Non-Violent Resistance in Iraq

Although we don't hear about it in the media, there has been, from the beginning of the occupation, active popular non-violent resistance in Iraq, using many different nonviolent tools and techniques including strikes, marches, civil disobedience and other forms of civil resistance.

No thanks to the US occupation.

WarResisters.org: There are at least two things the people of the United States don't seem to know about the U.S. occupation of Iraq. One is the magnitude of the violence being wreaked on the people of Iraq by the U.S. occupation forces (alone or in conjunction with Iraqi troops). The other is the breadth and extent of Iraqi nonviolent resistance to the violence of the occupation.
...
Nonviolent demonstrations against the occupation have been occurring constantly since the invasion. Some 20,000 gathered in Firdous Square a few days after the infamous pulling down of Saddam Hussein's statue to demonstrate against the occupiers. And the same has been true in Fallujah, Najaf, Amara, Kut, Basra Mosul, Irbil - all over Iraq. On August 25, the Grand Ayatollah al-Sistani arrived in Najaf at the head of a nonviolent force to put an end to the violence there. He succeeded in brokering a deal between the armed Iraqis and the attacking occupation forces. The nonviolent march to Najaf achieved what more than three weeks of relentless ground and aerial attacks by the occupiers could not.
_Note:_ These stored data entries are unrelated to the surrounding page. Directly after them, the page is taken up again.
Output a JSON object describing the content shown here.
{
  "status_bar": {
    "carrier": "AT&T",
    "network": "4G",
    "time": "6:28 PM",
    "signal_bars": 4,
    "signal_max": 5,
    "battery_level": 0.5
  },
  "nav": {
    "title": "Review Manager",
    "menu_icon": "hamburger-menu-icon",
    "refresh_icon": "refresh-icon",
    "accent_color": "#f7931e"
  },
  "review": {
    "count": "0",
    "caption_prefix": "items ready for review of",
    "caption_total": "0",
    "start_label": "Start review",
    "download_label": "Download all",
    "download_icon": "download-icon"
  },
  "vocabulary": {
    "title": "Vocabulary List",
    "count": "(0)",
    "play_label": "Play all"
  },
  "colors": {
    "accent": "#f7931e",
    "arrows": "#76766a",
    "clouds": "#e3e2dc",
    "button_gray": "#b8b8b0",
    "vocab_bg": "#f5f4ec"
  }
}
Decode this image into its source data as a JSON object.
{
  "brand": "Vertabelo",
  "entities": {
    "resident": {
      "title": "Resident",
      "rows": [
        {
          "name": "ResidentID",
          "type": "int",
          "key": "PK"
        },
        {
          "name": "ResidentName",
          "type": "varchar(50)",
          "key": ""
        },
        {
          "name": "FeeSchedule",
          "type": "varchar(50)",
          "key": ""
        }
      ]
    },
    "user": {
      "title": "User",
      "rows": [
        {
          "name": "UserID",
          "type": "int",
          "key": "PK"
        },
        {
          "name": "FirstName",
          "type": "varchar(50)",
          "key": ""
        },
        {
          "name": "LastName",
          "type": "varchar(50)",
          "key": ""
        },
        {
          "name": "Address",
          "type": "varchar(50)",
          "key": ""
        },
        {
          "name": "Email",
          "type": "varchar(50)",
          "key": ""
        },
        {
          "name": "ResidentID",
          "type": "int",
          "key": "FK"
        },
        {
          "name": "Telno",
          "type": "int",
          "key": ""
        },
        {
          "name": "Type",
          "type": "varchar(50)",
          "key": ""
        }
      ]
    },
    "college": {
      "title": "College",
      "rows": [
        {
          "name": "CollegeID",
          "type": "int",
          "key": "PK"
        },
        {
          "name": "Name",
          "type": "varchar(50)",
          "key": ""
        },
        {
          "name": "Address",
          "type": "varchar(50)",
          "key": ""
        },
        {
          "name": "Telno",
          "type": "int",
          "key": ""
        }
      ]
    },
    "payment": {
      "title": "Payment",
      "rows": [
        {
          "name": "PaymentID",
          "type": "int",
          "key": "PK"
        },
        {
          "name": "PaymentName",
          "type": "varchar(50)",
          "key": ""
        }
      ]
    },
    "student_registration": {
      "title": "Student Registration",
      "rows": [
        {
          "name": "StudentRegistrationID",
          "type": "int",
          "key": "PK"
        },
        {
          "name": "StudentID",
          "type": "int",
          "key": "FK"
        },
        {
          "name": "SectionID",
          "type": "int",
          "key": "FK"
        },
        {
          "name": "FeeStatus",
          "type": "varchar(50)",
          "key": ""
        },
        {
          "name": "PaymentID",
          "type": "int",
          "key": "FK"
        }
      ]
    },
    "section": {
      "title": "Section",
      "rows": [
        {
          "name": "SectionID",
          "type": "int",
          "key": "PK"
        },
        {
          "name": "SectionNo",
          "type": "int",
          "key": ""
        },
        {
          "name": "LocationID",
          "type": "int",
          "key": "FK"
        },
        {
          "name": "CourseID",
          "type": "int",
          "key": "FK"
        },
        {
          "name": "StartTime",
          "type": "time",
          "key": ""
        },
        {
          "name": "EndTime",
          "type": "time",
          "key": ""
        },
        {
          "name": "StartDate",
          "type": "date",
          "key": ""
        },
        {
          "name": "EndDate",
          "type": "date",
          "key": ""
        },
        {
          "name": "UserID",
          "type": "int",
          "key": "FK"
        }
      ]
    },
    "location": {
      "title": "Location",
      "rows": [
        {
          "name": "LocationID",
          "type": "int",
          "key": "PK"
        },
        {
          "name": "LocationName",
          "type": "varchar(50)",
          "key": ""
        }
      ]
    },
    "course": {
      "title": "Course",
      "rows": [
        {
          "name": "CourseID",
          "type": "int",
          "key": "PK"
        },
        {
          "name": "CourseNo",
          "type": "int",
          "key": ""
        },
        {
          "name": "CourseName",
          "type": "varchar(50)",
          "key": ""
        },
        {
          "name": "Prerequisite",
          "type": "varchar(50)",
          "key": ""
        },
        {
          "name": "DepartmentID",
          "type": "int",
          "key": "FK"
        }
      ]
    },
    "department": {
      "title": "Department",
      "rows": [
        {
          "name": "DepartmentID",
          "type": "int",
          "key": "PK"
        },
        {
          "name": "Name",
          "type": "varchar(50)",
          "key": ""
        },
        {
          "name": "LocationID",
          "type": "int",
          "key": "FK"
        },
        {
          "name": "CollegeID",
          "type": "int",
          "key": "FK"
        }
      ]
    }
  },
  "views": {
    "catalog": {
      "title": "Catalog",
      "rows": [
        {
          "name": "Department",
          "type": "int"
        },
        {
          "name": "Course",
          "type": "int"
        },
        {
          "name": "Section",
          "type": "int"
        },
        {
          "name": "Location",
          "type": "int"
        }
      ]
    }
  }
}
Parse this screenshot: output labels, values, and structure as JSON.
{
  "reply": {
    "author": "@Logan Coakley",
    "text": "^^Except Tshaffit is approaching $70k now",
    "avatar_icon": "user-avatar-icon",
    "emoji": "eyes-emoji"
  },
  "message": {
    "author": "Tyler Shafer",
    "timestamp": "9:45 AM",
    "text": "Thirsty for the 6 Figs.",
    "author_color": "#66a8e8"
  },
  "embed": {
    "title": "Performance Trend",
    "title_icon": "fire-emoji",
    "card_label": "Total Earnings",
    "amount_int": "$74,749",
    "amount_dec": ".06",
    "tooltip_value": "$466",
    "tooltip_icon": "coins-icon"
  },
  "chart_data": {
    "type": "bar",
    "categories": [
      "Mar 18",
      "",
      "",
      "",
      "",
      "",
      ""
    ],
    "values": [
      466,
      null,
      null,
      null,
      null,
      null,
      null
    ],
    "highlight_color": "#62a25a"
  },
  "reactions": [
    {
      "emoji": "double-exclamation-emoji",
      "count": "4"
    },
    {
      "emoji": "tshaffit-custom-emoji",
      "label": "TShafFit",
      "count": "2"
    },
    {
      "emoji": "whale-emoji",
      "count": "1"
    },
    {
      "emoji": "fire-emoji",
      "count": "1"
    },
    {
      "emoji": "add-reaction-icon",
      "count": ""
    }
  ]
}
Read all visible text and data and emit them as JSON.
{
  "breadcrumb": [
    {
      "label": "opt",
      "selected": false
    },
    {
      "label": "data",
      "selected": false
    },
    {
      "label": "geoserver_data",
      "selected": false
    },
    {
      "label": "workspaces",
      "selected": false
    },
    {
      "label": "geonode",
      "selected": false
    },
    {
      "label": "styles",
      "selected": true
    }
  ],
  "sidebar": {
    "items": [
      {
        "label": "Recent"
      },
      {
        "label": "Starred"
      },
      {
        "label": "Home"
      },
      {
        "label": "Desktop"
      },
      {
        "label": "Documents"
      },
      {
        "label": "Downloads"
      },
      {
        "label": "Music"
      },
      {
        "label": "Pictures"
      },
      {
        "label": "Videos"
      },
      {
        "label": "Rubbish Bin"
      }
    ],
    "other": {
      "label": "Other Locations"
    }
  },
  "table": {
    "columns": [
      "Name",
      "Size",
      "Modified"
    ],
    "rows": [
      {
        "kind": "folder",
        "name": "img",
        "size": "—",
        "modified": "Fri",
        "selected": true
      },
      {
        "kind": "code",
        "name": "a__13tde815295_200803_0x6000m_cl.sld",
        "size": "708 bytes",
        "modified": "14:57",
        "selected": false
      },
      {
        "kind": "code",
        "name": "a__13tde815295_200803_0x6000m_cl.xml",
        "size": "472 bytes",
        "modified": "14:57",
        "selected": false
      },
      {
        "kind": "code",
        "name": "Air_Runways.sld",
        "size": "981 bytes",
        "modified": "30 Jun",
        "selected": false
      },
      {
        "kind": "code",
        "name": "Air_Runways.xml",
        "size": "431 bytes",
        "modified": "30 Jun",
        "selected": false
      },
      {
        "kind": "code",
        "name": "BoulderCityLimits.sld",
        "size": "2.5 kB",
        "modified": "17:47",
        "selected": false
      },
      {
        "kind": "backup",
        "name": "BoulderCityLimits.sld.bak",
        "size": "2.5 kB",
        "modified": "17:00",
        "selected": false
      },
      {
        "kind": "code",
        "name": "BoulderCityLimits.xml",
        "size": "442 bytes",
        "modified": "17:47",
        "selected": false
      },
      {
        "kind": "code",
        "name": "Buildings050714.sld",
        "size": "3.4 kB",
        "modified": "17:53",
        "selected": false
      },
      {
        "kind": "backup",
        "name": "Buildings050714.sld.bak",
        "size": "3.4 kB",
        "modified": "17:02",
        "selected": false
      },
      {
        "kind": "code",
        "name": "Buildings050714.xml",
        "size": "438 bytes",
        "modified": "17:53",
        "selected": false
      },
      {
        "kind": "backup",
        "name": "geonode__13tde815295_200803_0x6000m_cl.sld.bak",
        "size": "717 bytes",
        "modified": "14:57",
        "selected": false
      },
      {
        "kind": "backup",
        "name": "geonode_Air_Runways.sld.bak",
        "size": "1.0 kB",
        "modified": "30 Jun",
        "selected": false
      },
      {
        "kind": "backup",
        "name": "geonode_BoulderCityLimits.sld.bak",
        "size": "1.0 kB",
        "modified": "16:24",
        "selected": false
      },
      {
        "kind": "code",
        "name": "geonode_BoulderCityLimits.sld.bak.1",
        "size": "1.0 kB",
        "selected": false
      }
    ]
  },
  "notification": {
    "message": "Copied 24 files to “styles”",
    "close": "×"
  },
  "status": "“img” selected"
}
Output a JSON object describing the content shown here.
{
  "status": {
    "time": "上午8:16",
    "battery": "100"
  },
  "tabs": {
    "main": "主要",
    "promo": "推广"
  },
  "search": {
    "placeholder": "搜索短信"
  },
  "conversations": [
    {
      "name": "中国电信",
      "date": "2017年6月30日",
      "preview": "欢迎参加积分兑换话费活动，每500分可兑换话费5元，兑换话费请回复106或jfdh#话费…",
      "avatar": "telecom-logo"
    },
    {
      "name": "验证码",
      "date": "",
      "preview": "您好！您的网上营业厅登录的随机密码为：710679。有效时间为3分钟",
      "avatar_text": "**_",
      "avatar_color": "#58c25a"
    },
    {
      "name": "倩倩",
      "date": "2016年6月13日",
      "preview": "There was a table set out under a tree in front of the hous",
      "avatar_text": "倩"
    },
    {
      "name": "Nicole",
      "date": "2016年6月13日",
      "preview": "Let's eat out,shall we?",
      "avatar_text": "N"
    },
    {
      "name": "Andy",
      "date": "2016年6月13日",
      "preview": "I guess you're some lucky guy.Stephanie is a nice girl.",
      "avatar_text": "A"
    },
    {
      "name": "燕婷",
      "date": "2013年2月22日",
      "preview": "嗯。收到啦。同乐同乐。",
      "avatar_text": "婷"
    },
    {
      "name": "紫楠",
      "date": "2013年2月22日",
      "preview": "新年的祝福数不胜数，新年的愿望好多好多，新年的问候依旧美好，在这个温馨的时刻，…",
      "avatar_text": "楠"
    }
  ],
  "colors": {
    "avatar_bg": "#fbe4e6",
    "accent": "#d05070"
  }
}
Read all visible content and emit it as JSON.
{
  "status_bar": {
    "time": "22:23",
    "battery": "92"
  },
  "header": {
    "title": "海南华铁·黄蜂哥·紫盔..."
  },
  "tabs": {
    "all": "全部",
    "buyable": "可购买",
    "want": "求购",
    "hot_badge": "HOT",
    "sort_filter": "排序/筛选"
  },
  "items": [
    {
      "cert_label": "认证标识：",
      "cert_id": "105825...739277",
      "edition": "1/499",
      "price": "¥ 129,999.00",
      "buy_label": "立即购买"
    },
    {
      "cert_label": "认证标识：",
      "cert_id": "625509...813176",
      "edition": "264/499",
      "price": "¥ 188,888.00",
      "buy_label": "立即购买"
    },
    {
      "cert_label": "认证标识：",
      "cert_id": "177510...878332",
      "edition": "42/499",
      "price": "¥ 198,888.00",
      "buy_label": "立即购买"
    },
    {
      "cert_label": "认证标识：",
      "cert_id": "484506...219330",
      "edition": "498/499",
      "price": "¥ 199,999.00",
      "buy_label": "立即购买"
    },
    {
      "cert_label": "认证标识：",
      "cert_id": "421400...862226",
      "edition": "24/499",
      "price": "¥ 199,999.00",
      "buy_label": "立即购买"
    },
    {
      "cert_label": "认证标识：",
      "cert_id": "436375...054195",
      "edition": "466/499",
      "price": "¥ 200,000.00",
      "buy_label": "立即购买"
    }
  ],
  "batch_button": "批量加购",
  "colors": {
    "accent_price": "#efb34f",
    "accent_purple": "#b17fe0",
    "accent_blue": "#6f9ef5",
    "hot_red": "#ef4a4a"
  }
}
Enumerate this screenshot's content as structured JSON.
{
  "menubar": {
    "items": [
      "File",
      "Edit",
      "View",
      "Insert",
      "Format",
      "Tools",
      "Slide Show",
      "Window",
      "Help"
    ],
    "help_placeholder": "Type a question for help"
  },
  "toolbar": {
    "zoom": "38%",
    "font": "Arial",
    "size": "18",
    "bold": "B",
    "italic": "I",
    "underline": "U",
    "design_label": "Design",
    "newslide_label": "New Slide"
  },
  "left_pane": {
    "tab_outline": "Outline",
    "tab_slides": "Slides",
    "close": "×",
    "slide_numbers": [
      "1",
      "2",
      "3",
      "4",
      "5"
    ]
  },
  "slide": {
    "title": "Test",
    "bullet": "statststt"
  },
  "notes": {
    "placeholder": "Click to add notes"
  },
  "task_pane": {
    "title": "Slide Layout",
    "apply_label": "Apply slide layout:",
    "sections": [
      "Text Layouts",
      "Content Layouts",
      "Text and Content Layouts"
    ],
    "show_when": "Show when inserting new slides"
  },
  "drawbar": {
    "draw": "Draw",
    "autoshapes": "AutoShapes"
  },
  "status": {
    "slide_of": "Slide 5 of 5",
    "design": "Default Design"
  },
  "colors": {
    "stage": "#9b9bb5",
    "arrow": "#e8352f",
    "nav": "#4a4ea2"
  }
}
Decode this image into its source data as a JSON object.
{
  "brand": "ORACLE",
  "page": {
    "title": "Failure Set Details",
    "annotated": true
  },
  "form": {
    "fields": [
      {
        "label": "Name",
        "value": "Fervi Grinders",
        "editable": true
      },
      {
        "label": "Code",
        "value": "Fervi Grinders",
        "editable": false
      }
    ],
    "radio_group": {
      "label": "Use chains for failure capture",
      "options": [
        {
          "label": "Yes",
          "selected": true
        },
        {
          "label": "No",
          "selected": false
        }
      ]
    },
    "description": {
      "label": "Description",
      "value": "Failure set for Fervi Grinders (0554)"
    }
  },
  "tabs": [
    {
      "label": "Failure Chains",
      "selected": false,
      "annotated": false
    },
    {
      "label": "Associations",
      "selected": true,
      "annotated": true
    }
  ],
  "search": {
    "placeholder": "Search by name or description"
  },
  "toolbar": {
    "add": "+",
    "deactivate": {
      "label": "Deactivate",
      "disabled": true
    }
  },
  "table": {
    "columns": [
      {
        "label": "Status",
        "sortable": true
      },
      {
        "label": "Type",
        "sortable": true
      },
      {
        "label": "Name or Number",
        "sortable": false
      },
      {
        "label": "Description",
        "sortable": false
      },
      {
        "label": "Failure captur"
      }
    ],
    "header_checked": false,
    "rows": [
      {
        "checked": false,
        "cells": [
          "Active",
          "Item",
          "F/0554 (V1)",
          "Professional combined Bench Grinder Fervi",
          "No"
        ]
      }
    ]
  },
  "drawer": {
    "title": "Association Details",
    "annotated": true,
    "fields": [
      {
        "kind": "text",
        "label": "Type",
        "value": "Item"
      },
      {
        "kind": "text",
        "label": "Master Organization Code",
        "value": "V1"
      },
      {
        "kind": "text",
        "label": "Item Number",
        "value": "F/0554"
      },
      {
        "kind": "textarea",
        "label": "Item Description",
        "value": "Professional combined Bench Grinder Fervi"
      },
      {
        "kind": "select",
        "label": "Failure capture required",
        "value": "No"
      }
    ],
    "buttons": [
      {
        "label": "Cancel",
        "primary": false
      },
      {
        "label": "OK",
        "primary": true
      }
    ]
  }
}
Sort of like how we never hear about nonviolent Palestinian and Israeli resistance.

1 comment:

Anonymous said...

Unfortunately the representation of non-violent protestors serves neither the interests of Americans (who still exert a tonne of influence over the world press in Iraq), nor the Iraqis themselves.

The fact is that both sides are selling the conflict, and not Iraq itself.